Die Münchner Neonazi-Gruppe beteiligte sich möglicherweise bereits früher an Attentatsdrohungen in ganz Deutschland. Dies prüft die Bundesanwaltschaft, wie eine Behördensprecherin der "Berliner Zeitung" sagte. Laut dem bayerischen Innenminister Günther Beckstein bildeten die zehn Festgenommenen nicht nur eine regionale Gruppe, sondern hatten Kontakte in andere Bundesländer. Konkrete Pläne für einen Anschlag auf SPD-Spitzenkandidat Franz Maget habe es nicht gegeben.

Zu den früheren Attentatsdrohungen berichtete die "Berliner Zeitung", am 14. Februar 2003 seien in München mehrere Briefe mit einem gelblichen Pulver und einem Schriftstück verschickt worden. Ein Brief sei an den Münchner Oberbürgermeister Christian Ude (SPD) gegangen. Darin habe eine bis dahin unbekannte Gruppierung mit dem Namen "Deutsches Anti-Jüdisches Kampfbündnis" mit groß angelegten Terroranschlägen auf jüdische Einrichtungen in Berlin, Frankfurt am Main und München gedroht.

Bestandteil der "International Anti-Jewish-Taskforce"

Die Gruppe, die sich als Bestandteil einer "International Anti-Jewish-Taskforce" bezeichnet habe, forderte dem Bericht zufolge, die Bauarbeiten am jüdischen Gemeindezentrum in München zu stoppen.
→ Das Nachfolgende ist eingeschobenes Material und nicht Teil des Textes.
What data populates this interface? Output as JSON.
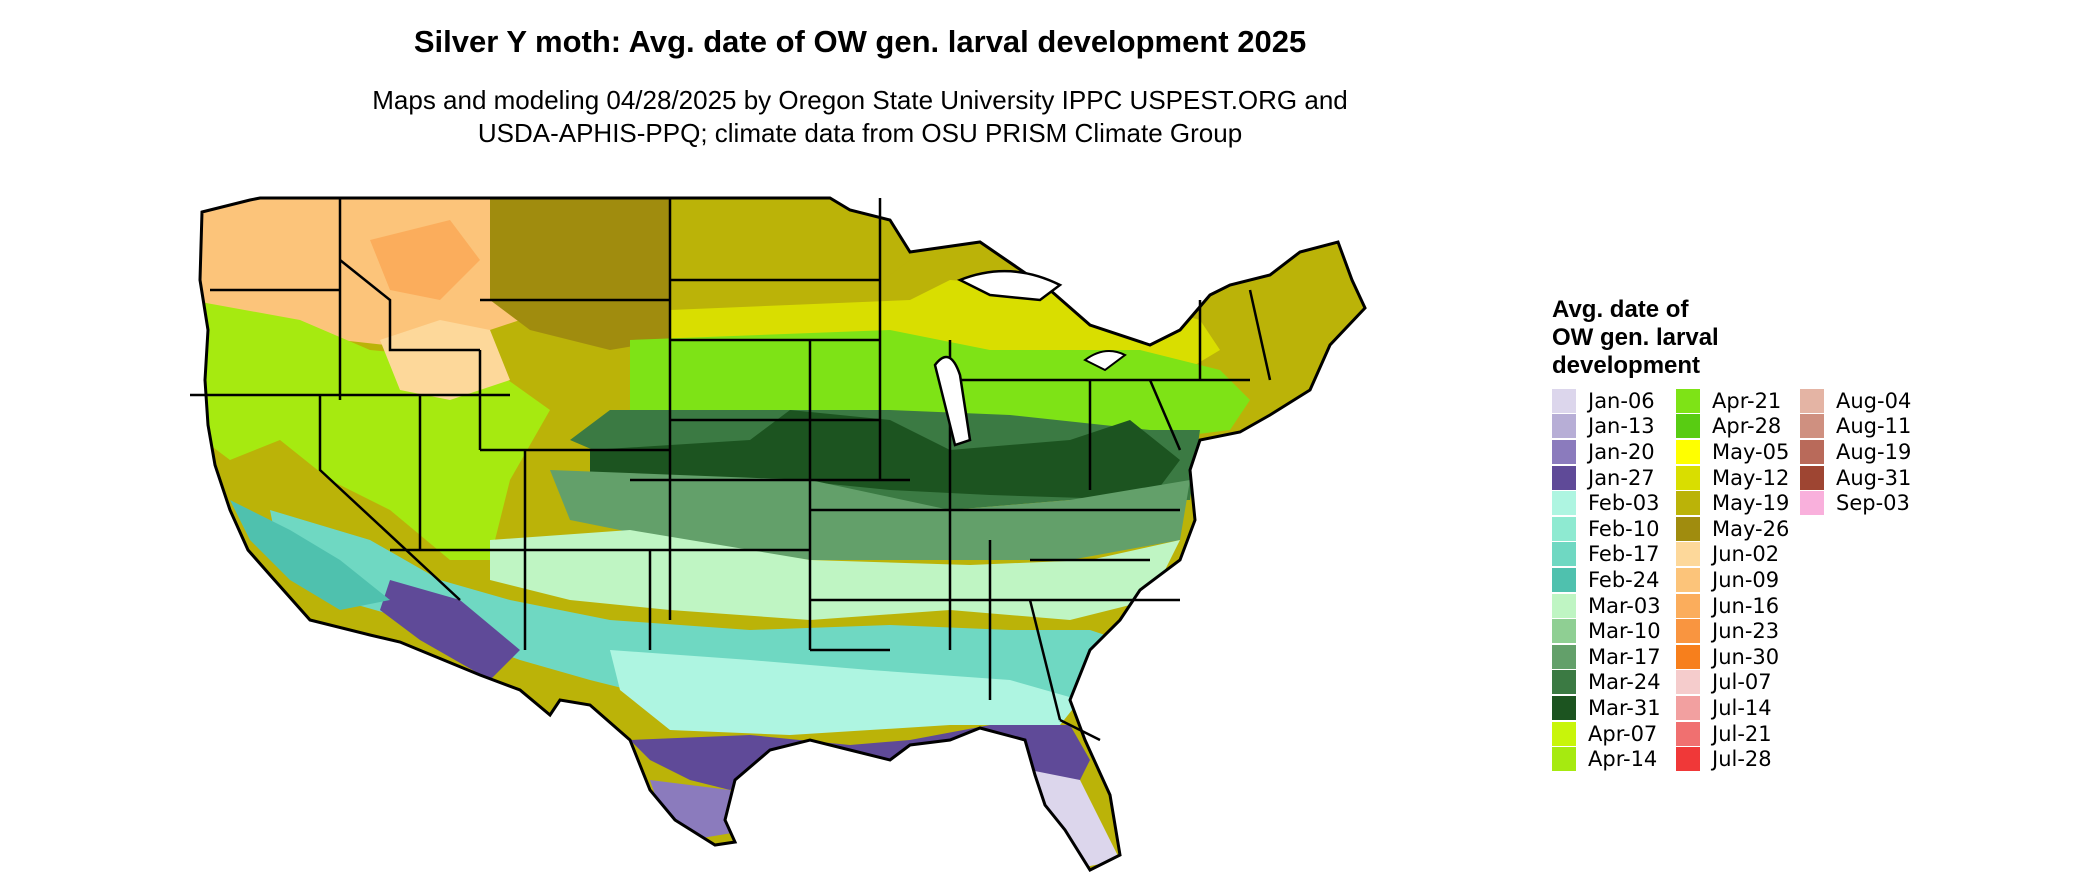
{
  "title": "Silver Y moth: Avg. date of OW gen. larval development 2025",
  "subtitle_line1": "Maps and modeling 04/28/2025 by Oregon State University IPPC USPEST.ORG and",
  "subtitle_line2": "USDA-APHIS-PPQ; climate data from OSU PRISM Climate Group",
  "legend": {
    "title_line1": "Avg. date of",
    "title_line2": "OW gen. larval",
    "title_line3": "development",
    "columns": [
      [
        {
          "label": "Jan-06",
          "color": "#dcd6ec"
        },
        {
          "label": "Jan-13",
          "color": "#b7aed6"
        },
        {
          "label": "Jan-20",
          "color": "#8b7bbd"
        },
        {
          "label": "Jan-27",
          "color": "#5f4a98"
        },
        {
          "label": "Feb-03",
          "color": "#aef5e1"
        },
        {
          "label": "Feb-10",
          "color": "#8eead1"
        },
        {
          "label": "Feb-17",
          "color": "#6fd8c2"
        },
        {
          "label": "Feb-24",
          "color": "#4fc1ae"
        },
        {
          "label": "Mar-03",
          "color": "#bff5c3"
        },
        {
          "label": "Mar-10",
          "color": "#8fcf93"
        },
        {
          "label": "Mar-17",
          "color": "#63a06a"
        },
        {
          "label": "Mar-24",
          "color": "#3b7a43"
        },
        {
          "label": "Mar-31",
          "color": "#1c5420"
        },
        {
          "label": "Apr-07",
          "color": "#c8f50a"
        },
        {
          "label": "Apr-14",
          "color": "#a6ea10"
        }
      ],
      [
        {
          "label": "Apr-21",
          "color": "#7ee316"
        },
        {
          "label": "Apr-28",
          "color": "#58cc12"
        },
        {
          "label": "May-05",
          "color": "#ffff00"
        },
        {
          "label": "May-12",
          "color": "#d9de00"
        },
        {
          "label": "May-19",
          "color": "#bbb308"
        },
        {
          "label": "May-26",
          "color": "#a08c0e"
        },
        {
          "label": "Jun-02",
          "color": "#fdd89a"
        },
        {
          "label": "Jun-09",
          "color": "#fcc47a"
        },
        {
          "label": "Jun-16",
          "color": "#fbad5c"
        },
        {
          "label": "Jun-23",
          "color": "#f99540"
        },
        {
          "label": "Jun-30",
          "color": "#f77f1c"
        },
        {
          "label": "Jul-07",
          "color": "#f5cccc"
        },
        {
          "label": "Jul-14",
          "color": "#f2a0a0"
        },
        {
          "label": "Jul-21",
          "color": "#f07070"
        },
        {
          "label": "Jul-28",
          "color": "#f03838"
        }
      ],
      [
        {
          "label": "Aug-04",
          "color": "#e4b4a4"
        },
        {
          "label": "Aug-11",
          "color": "#cf9080"
        },
        {
          "label": "Aug-19",
          "color": "#b96a5a"
        },
        {
          "label": "Aug-31",
          "color": "#9e4532"
        },
        {
          "label": "Sep-03",
          "color": "#f9b0dc"
        }
      ]
    ]
  }
}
Die Bundesanwaltschaft leitete laut „Berliner Zeitung“ damals ein Ermittlungsverfahren gegen unbekannt wegen des Verdachts der Bildung einer terroristischen Vereinigung ein.

Beckstein vermutet bundesweite Kontakte

Innenminister Beckstein sagte im Bayerischen Rundfunk, er sei "felsenfest überzeugt", dass es sich bei den Rechtsextremisten um den Anführer Martin Wiese nicht nur um eine regionale Gruppe handele. Wiese habe viele Kontakte in den neuen Bundesländer und in Hamburg. Beckstein sprach von einem breiten Sumpf mit vielen Sympathisanten.

Der sächsische Innenminister Horst Rasch (CDU) sagte im DeutschlandRadio Berlin, mögliche Querverbindungen in andere Bundesländer müssten geprüft werden. In Sachsen gebe es eine sehr aktive extremistische Szene, die intensiv beobachtet werde. Die Sicherheitsbehörden arbeiteten eng mit den Nachbarländern zusammen, da die rechtsextremistische Szene grenzüberschreitend tätig sei.

Polizei sieht keine konkrete Gefährdung Magets

Becksteins Angaben zufolge gab es keine konkreten Pläne für einen Anschlag auf den bayerischen SPD-Spitzenkandidaten Maget. Wiese habe von einem jungen Mann aus Magets Nachbarschaft einen Zettel mit Namen und Adresse des Politikers erhalten. „Es ist aber in keiner Weise, von keinem Mitglied der Gruppe, davon gesprochen worden, dass man gegen Herrn Maget etwas unternehmen wollte“, sagte Beckstein. Laut Münchner Polizeipräsidium lässt sich aus dem Dokument keine konkrete Gefährdung ableiten. Maget habe aber vorsorglich Personenschutz erhalten.

CSU-Generalsekretär Thomas Goppel sagte im ZDF-Morgenmagazin, die SPD habe einen der Gruppenanführer aus einer Versammlung hinausgeschmissen und sei insofern „selbst involviert“. Er forderte die SPD auf, die Ausspähung Magets nicht im Wahlkampf zu instrumentalisieren.